Again, it's fine if that's what they want to  play. But their condescending attitude toward the whole hobby that existed before they came along? That horse was flogged to death years before the Forge zombified it.
And we are here as on a darkling plain  ~ Swept with confused alarms of struggle and flight, ~ Where ignorant armies clash by night.

Beagle

Quote from: Phillip;767756Before considering the ass-backwardness of the plan, what strikes me as silly in the first place is the self-righteous hubris of the crusaders who feel a vocation to push people to role-play the "right" way (other than which, they call not role-playing at all).

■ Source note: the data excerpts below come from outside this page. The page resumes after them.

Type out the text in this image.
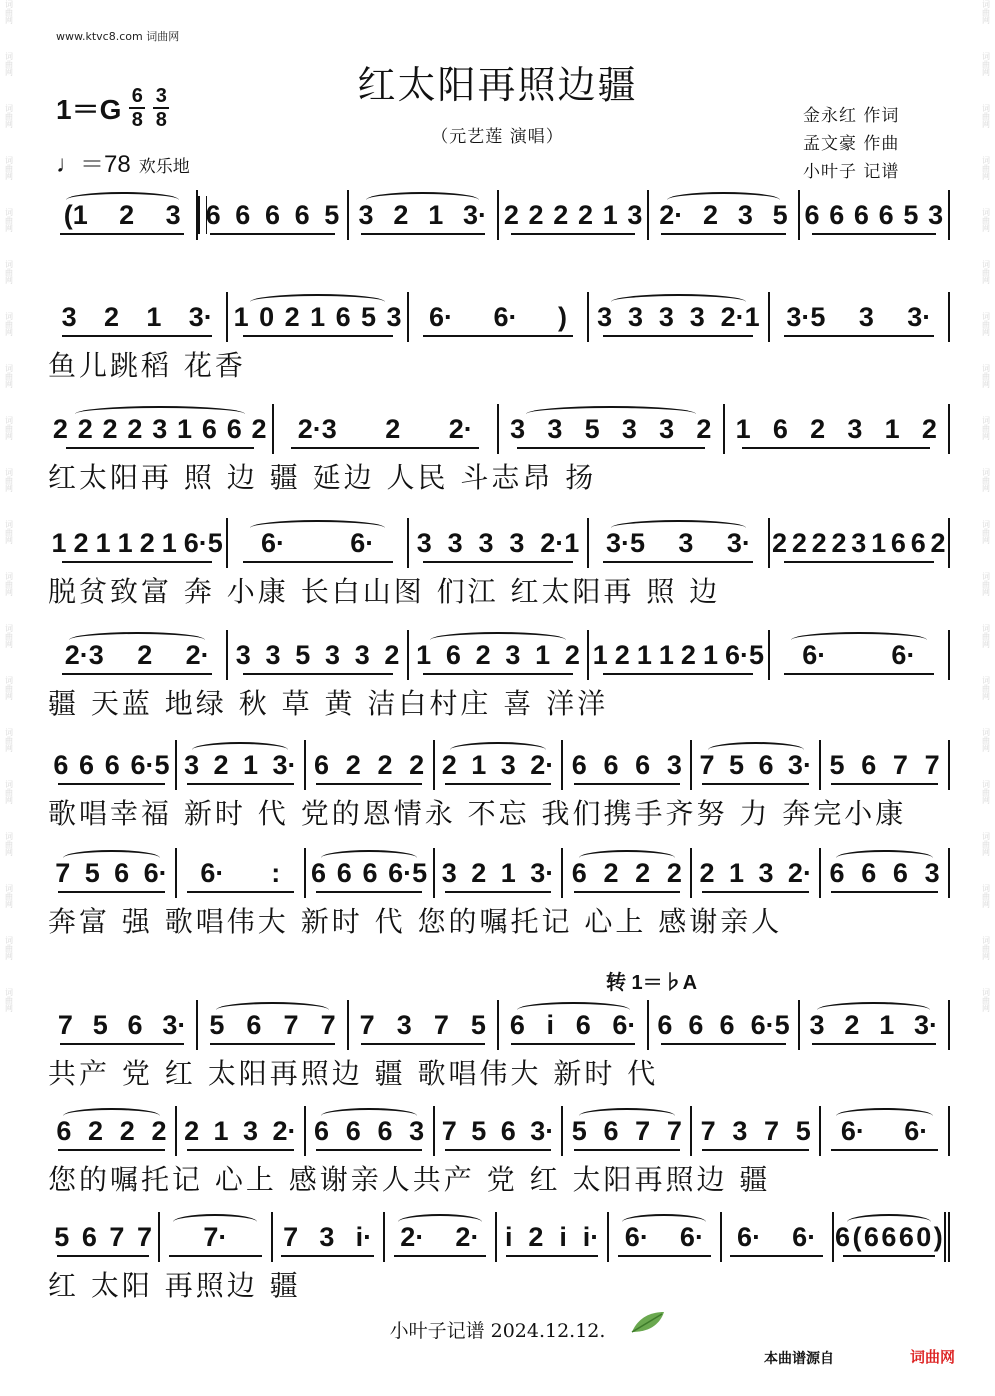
词曲网
词曲网
词曲网
词曲网
词曲网
词曲网
词曲网
词曲网
词曲网
词曲网
词曲网
词曲网
词曲网
词曲网
词曲网
词曲网
词曲网
词曲网
词曲网
词曲网
词曲网
词曲网
词曲网
词曲网
词曲网
词曲网
词曲网
词曲网
词曲网
词曲网
词曲网
词曲网
词曲网
词曲网
词曲网
词曲网
词曲网
词曲网
词曲网
词曲网
www.ktvc8.com 词曲网
红太阳再照边疆
（元艺莲 演唱）
$1=G \frac{6}{8} \frac{3}{8}$
♩ ＝78 欢乐地
金永红 作词
孟文豪 作曲
小叶子 记谱
转 1＝♭A
(1 2 3 6 6 6 6 5 3 2 1 3· 2 2 2 2 1 3 2· 2 3 5 6 6 6 6 5 3
3 2 1 3· 1 0 2 1 6 5 3 6· 6· ) 3 3 3 3 2·1 3·5 3 3·
鱼儿跳稻 花香
2 2 2 2 3 1 6 6 2 2·3 2 2· 3 3 5 3 3 2 1 6 2 3 1 2
红太阳再 照 边 疆 延边 人民 斗志昂 扬
1 2 1 1 2 1 6·5 6· 6· 3 3 3 3 2·1 3·5 3 3· 2 2 2 2 3 1 6 6 2
脱贫致富 奔 小康 长白山图 们江 红太阳再 照 边
2·3 2 2· 3 3 5 3 3 2 1 6 2 3 1 2 1 2 1 1 2 1 6·5 6· 6·
疆 天蓝 地绿 秋 草 黄 洁白村庄 喜 洋洋
6 6 6 6·5 3 2 1 3· 6 2 2 2 2 1 3 2· 6 6 6 3 7 5 6 3· 5 6 7 7
歌唱幸福 新时 代 党的恩情永 不忘 我们携手齐努 力 奔完小康
7 5 6 6· 6· : 6 6 6 6·5 3 2 1 3· 6 2 2 2 2 1 3 2· 6 6 6 3
奔富 强 歌唱伟大 新时 代 您的嘱托记 心上 感谢亲人
7 5 6 3· 5 6 7 7 7 3 7 5 6 i 6 6· 6 6 6 6·5 3 2 1 3·
共产 党 红 太阳再照边 疆 歌唱伟大 新时 代
6 2 2 2 2 1 3 2· 6 6 6 3 7 5 6 3· 5 6 7 7 7 3 7 5 6· 6·
您的嘱托记 心上 感谢亲人共产 党 红 太阳再照边 疆
5 6 7 7 7· 7 3 i· 2· 2· i 2 i i· 6· 6· 6· 6· 6 ( 6 6 6 0 )
红 太阳 再照边 疆
小叶子记谱 2024.12.12.
本曲谱源自	词曲网
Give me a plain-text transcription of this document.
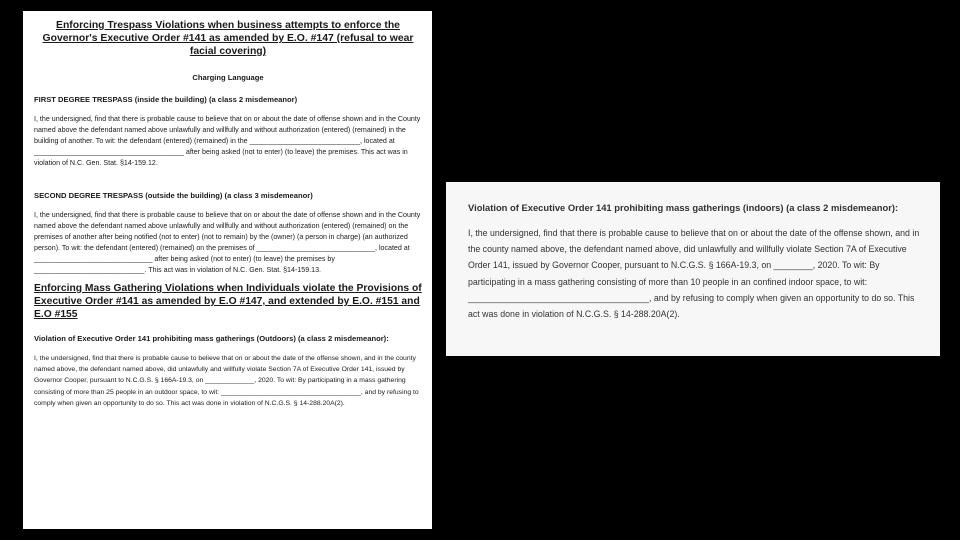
Enforcing Trespass Violations when business attempts to enforce the Governor's Executive Order #141 as amended by E.O. #147 (refusal to wear facial covering)

Charging Language

FIRST DEGREE TRESPASS (inside the building) (a class 2 misdemeanor)

I, the undersigned, find that there is probable cause to believe that on or about the date of offense shown and in the County named above the defendant named above unlawfully and willfully and without authorization (entered) (remained) in the building of another. To wit: the defendant (entered) (remained) in the ____________________________, located at ______________________________________ after being asked (not to enter) (to leave) the premises. This act was in violation of N.C. Gen. Stat. §14-159.12.

SECOND DEGREE TRESPASS (outside the building) (a class 3 misdemeanor)

I, the undersigned, find that there is probable cause to believe that on or about the date of offense shown and in the County named above the defendant named above unlawfully and willfully and without authorization (entered) (remained) on the premises of another after being notified (not to enter) (not to remain) by the (owner) (a person in charge) (an authorized person). To wit: the defendant (entered) (remained) on the premises of ______________________________, located at ______________________________ after being asked (not to enter) (to leave) the premises by ____________________________. This act was in violation of N.C. Gen. Stat. §14-159.13.

Enforcing Mass Gathering Violations when Individuals violate the Provisions of Executive Order #141 as amended by E.O #147, and extended by E.O. #151 and E.O #155

Violation of Executive Order 141 prohibiting mass gatherings (Outdoors) (a class 2 misdemeanor):

I, the undersigned, find that there is probable cause to believe that on or about the date of the offense shown, and in the county named above, the defendant named above, did unlawfully and willfully violate Section 7A of Executive Order 141, issued by Governor Cooper, pursuant to N.C.G.S. § 166A-19.3, on _____________, 2020. To wit: By participating in a mass gathering consisting of more than 25 people in an outdoor space, to wit: _____________________________________, and by refusing to comply when given an opportunity to do so. This act was done in violation of N.C.G.S. § 14-288.20A(2).

Violation of Executive Order 141 prohibiting mass gatherings (indoors) (a class 2 misdemeanor):

I, the undersigned, find that there is probable cause to believe that on or about the date of the offense shown, and in the county named above, the defendant named above, did unlawfully and willfully violate Section 7A of Executive Order 141, issued by Governor Cooper, pursuant to N.C.G.S. § 166A-19.3, on ________, 2020. To wit: By participating in a mass gathering consisting of more than 10 people in an confined indoor space, to wit: _____________________________________, and by refusing to comply when given an opportunity to do so. This act was done in violation of N.C.G.S. § 14-288.20A(2).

Even if you affect to spell your name with a bullet in the middle, this is not art and players are not hirelings on your set. It's a game for fun -- everyone's fun, not just a self-proclaimed elite.

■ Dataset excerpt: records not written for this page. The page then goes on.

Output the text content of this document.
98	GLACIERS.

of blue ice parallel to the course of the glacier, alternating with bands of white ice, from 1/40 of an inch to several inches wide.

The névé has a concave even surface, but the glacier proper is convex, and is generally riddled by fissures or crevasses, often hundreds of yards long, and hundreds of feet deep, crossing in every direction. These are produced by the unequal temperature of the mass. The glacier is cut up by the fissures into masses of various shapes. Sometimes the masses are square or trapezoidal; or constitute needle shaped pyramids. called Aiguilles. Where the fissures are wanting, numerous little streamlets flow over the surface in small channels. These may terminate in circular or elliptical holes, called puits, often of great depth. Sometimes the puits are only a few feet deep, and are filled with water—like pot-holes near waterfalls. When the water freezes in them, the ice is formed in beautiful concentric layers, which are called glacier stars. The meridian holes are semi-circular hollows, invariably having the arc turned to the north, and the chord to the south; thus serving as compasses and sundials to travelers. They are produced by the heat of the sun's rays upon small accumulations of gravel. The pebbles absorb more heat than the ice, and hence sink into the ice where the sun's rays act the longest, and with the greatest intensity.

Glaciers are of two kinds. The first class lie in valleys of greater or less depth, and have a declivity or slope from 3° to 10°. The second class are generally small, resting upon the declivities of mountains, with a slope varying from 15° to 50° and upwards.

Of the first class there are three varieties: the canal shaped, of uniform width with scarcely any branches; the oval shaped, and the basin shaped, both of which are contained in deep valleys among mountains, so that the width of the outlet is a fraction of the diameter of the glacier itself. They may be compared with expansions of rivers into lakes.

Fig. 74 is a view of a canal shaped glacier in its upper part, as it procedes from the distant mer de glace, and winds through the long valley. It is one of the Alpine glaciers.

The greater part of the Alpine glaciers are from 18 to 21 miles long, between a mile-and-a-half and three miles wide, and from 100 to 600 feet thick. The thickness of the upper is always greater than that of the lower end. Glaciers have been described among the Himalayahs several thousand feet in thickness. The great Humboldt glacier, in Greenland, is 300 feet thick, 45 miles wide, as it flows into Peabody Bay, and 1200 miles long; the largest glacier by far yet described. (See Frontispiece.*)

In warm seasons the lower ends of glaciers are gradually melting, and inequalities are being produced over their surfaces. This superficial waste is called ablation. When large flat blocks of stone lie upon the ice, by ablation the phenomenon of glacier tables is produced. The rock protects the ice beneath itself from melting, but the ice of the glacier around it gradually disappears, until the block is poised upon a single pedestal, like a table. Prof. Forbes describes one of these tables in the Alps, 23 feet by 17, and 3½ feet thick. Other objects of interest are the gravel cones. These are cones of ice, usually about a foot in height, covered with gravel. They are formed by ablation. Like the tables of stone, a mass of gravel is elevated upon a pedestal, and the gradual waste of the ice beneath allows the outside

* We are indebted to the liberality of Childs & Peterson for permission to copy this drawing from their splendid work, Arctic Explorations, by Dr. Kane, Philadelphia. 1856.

Okay, first of all, of course it's art. Roleplaying games effectively are a form of literature, crossbred with all kinds of games, social interaction and what not. That just doesn't mean it is something special, quite the contrary. Kindergarten kids who draw their parents as heads with arms and legs produce art; bored students who doodle on their work sheets produce art; a bunch of overweight guys sitting around in a room and pretend they're pirates is art. There is just nothing special about it. Something being art or not says absolutely nothing about the objective or subjective value of an activity. We are engaged in roleplaying games because we enjoy them. That is not better or worse to draw similar enjoyment from drawing churches, writing poems or knitting scarfs.
If an activity provides little to no practical purpose beyond offering enjoyment and some sort of pleasing aesthetics (which roleplaying certainly does), it qualifies as an artform. That is, however, by no means any justification of pretentious snobbery; you don't need to be a recognized connaisseur after all to enjoy this kind of activity.

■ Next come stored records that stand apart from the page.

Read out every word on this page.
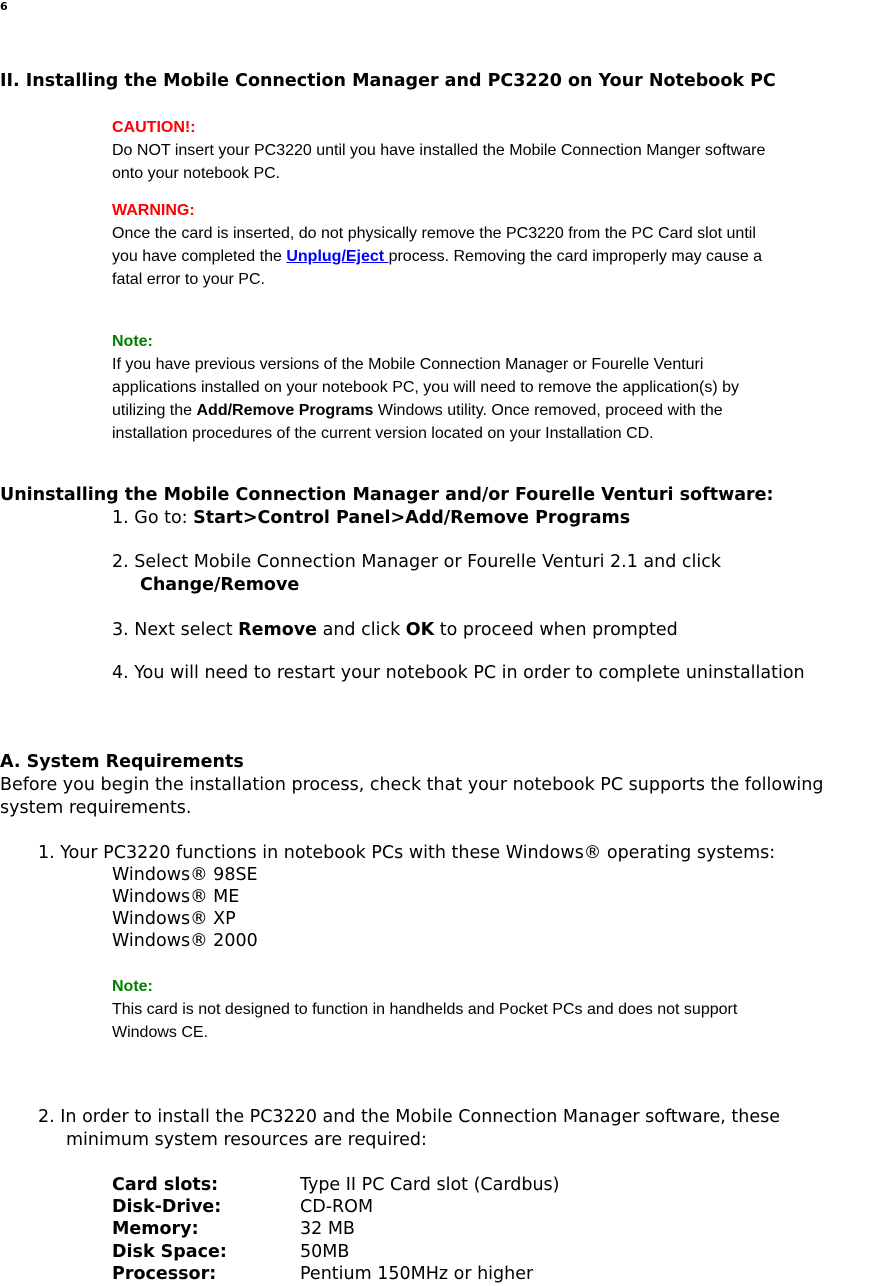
6
II. Installing the Mobile Connection Manager and PC3220 on Your Notebook PC
CAUTION!:
Do NOT insert your PC3220 until you have installed the Mobile Connection Manger software
onto your notebook PC.
WARNING:
Once the card is inserted, do not physically remove the PC3220 from the PC Card slot until
you have completed the Unplug/Eject process. Removing the card improperly may cause a
fatal error to your PC.
Note:
If you have previous versions of the Mobile Connection Manager or Fourelle Venturi
applications installed on your notebook PC, you will need to remove the application(s) by
utilizing the Add/Remove Programs Windows utility. Once removed, proceed with the
installation procedures of the current version located on your Installation CD.
Uninstalling the Mobile Connection Manager and/or Fourelle Venturi software:
1. Go to: Start>Control Panel>Add/Remove Programs
2. Select Mobile Connection Manager or Fourelle Venturi 2.1 and click
Change/Remove
3. Next select Remove and click OK to proceed when prompted
4. You will need to restart your notebook PC in order to complete uninstallation
A. System Requirements
Before you begin the installation process, check that your notebook PC supports the following
system requirements.
1. Your PC3220 functions in notebook PCs with these Windows® operating systems:
Windows® 98SE
Windows® ME
Windows® XP
Windows® 2000
Note:
This card is not designed to function in handhelds and Pocket PCs and does not support
Windows CE.
2. In order to install the PC3220 and the Mobile Connection Manager software, these
minimum system resources are required:
Card slots:	Type II PC Card slot (Cardbus)
Disk-Drive:	CD-ROM
Memory:	32 MB
Disk Space:	50MB
Processor:	Pentium 150MHz or higher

Second, (and that is my personal pretentious snobbery speaking), it is outright impossible to run a game as a gamemaster without providing some sort of direction. There is a truism in pedagogics that "You cannot not educate". As a gamemaster it is your responsibility to grant some sort of feedback to your players, be it good or bad; naturally, actions that lead to a positive outcome will be more popular and will probably be repeated; actions that fail to succeed in the expected way are likely to become less common; that is essentially basic operant conditioning, and it works. Once one of your players had his character ran into a trap because they weren't looking, they will start looking for traps; once you have established that torturing prisoners will provide your players with additional useful information, the characters will lose inhibitions against torture. This is a part of the gamemaster responsibility package - as long as you act as some sort of interpreter of possible outcomes, you shape the expectations and potential actions of your players.
So. granting some sort of benefit for something you as a GM  considers to be contributing to the game, clever or just plain entertaining, that's not some of paradigm shift; it's just more of the same, perhaps a bit more in the open.  Is it meta-gamey? Sure. It is also a bit like giving someone a cookie for having great sex, because in the end contributing to something you are at least half-way enthusiastic about really should be its own reward, but that is not how it works most of the time. It might be surprising, but people like rewards and basking in the admiration of their peers.
So, in the end, who gets hurt by a mechanic like this?